Appare meschino il tentativo di confondere una scadenza come quella referendaria, di massima importanza per il futuro della qualità della democrazia italiana, con la canea di basso profilo che si misurerà con l’elezione diretta dei Presidenti di Regione (si tralascia, in questa occasione, il discorso sulla vera e propria “disgrazia democratica” rappresentata dall’elezione diretta a cariche monocratiche).
E’ necessario far emergere con chiarezza i termini della questione in gioco che ancora una volta, come nell’occasione dei due altri referendum confermativi del 2006 e del 2016, riguarda il cuore stesso dell’impianto previsto dalla Carta fondamentale sui temi delicatissimi della forma di governo, del ruolo delle Camere, della rappresentatività dei soggetti politici in entrambe le direzioni della piena rappresentatività delle più significative sensibilità culturali e dei territori.
Dobbiamo sollevare il tema al massimo livello.
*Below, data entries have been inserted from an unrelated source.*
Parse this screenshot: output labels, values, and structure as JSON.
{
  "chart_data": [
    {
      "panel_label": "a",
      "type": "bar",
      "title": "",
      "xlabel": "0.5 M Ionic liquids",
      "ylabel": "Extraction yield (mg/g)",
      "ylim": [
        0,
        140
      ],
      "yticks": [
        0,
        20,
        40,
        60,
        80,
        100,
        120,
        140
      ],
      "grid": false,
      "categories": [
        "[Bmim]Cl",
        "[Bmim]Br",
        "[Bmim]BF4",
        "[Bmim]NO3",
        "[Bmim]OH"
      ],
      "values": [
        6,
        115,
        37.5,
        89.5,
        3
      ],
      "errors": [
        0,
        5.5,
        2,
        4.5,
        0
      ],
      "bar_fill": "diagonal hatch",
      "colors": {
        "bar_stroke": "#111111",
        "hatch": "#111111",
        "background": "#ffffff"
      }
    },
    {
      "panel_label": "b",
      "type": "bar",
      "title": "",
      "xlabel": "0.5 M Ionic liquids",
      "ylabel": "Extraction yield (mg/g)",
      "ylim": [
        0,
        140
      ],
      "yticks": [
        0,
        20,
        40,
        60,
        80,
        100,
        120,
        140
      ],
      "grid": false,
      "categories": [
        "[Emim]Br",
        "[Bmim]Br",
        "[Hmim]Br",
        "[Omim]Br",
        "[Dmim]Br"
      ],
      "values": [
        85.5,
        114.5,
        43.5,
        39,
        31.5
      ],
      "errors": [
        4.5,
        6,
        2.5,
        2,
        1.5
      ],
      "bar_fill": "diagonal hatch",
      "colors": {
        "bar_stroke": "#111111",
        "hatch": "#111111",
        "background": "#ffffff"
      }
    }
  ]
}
Il voto referendario necessita di una accurata e specifica preparazione, nel corso della quale le diverse ragioni in campo debbono poter disporre dello spazio temporale e fisico per essere esposte all’intero corpo elettorale, senza interferenze varie e senza asimmetrie nel numero di schede da votare da territorio a territorio, come accadrebbe nel caso dell’accorpamento.
Si sta compiendo, in questi giorni, un vero e proprio “sopruso” al riguardo dell’esercizio pieno e legittimo della democrazia nella sua espressione più alta che è quella del diritto di voto dal punto di vista della libertà personale di espressione.
Occorre riprendere da subito la mobilitazione e portare al massimo della visibilità e della presa di coscienza collettiva, i motivi che sostengono la necessità di un regolare svolgimento del voto.